Чуда молча выслушал. Мордашка посерьёзнела, даже конопатость и рыжая всклокоченность не спасли от хмурого напряжения бегущих внутри ведовской головёнки нелёгких мыслей.
— Я понял. Я всё понял, Борислав. Спасибо, — и, отстранившись от меня, отвернулся к стене, и уже оттуда тихо сказал мне: — Взрослые страхи — это их память. У меня почти нет памяти, но и та просачивается кошмарами и приходится закрашивать сновидения сплошной темнотой. Чтобы не вспоминать. Все эти погружения, в которых ты сотни раз умираешь без смерти; комната обучения, как пыточная, где каждый неловкий шаг — боль; игрушки, что кричат и нападают, когда зазеваешься… Но ваши страхи ещё хуже! Они не внешние. С ними невозможно сражаться, как невозможно сражаться с собой… Я буду спать, ладно?… Сегодня мне понимать больше нечего.
Я закусил губу, смотря на то, как малыш ворочается, укладываясь удобнее. И очень тихо поднялся и вышел. Штормило, перед глазами летали то ли снежинки, то ли мелкие белые мушки, нагло норовя сесть на нос и устроить там снежную горку. Ватные руки-ноги с трудом слушались команд.

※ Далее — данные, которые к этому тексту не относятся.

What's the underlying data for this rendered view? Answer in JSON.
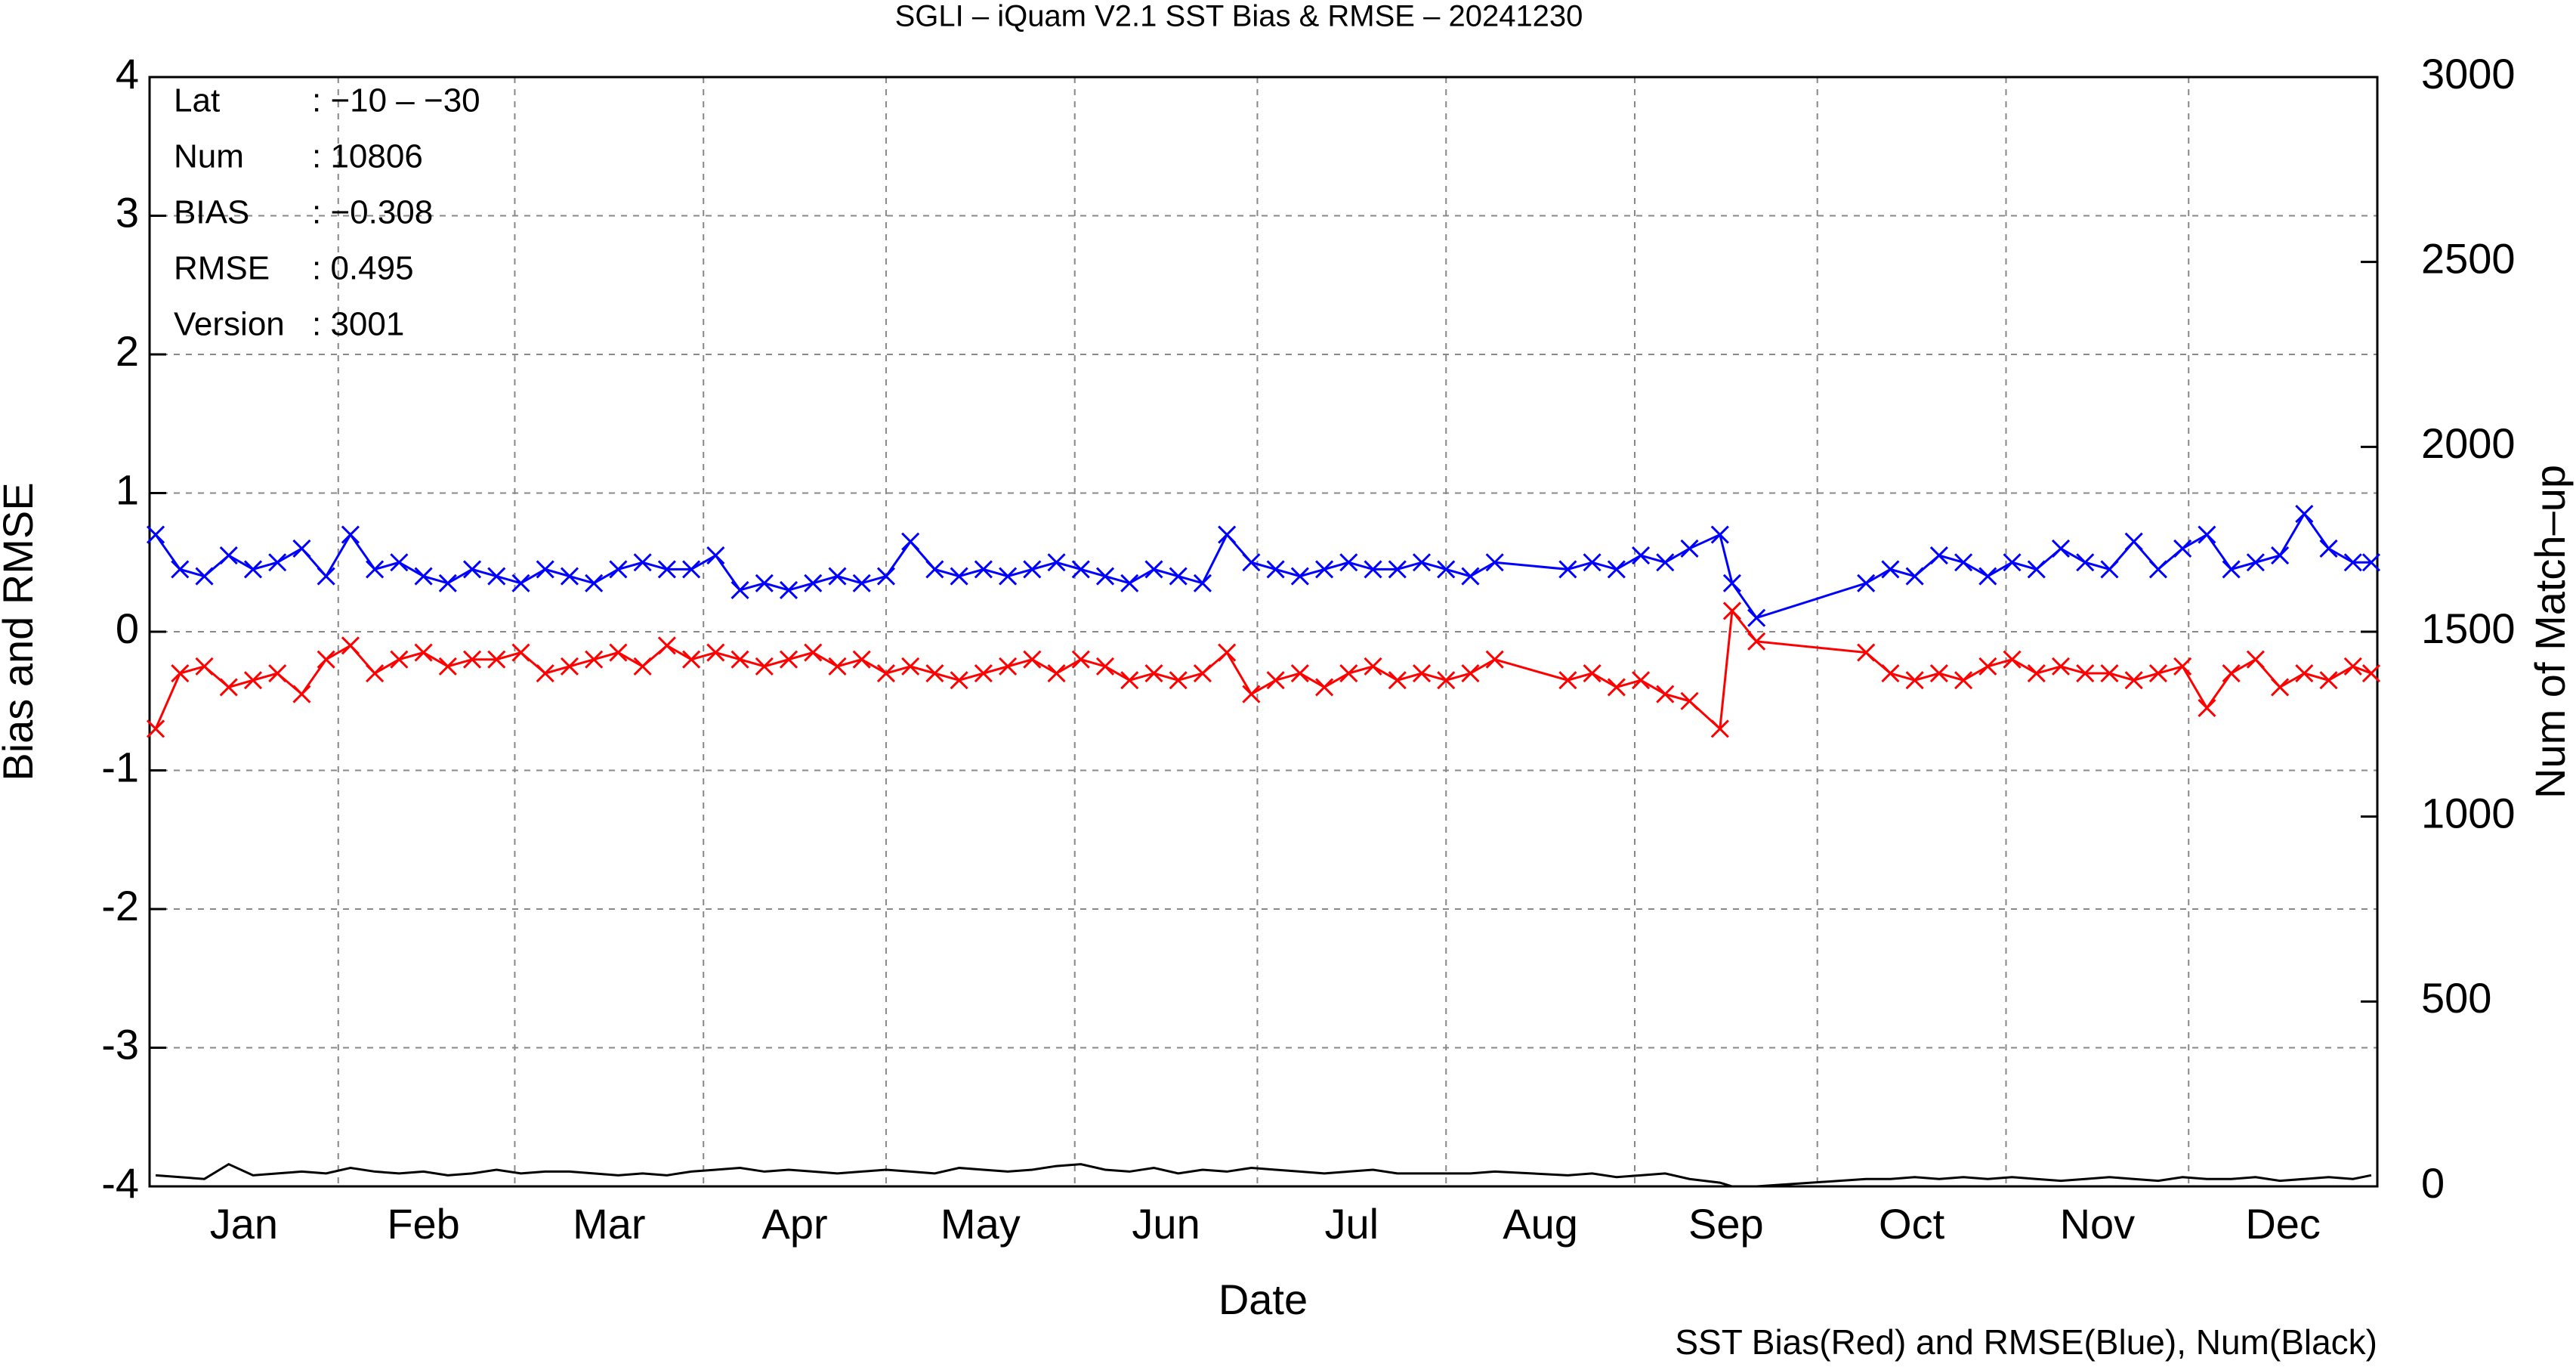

Юрка выпил меня, словно бокал с соком — не заметив, не насытившись! Но сильнее ударило не это, а его последние слова. О детском кошмаре обучения, через который он прошёл. И становилось больно от понимания, что знакомые мне по прошлой жизни Кресты оказались такими скудоумными скотами, что проводили мальчика через тернистый путь быстрого взрастания ради неведомой мне миссии. Как рука у них поднялась так увечить сознание одарённого веда! Будь сейчас старые времена, до падения Храма, — тех, кто пошёл на подобное, уже в брызги бы рассеяли по земле! Потому что талантливый вед, зачерствевший своим сердцем, может быть опасен для всего человечества. Возросшего силой до духовного возрастания невозможно остановить на пути ярости, порождённой детскими страхами. Потому ведов растят лучшие из лучших, потому окружают белыми снами и чистыми поступками. А тут — сознательное погружение во тьму! Как простить такое? А вспомнишь конопатый курносый нос и широкую смущённую улыбку, и кулаки сами чешутся.
Вышел из дома на крыльцо — словно выплыл из пучины. Опёрся о перилла рядом с молчаливо курящим Просо и перегнулся — показалось, что вытошнит. Продышался. Обошлось.
Евгений косился и нервно мял сигарету в пальцах, но, слава небу, молчал. Потому что видок мой явно не соответствовал его представлениям о хороших бойцах — жалок да ничтожен.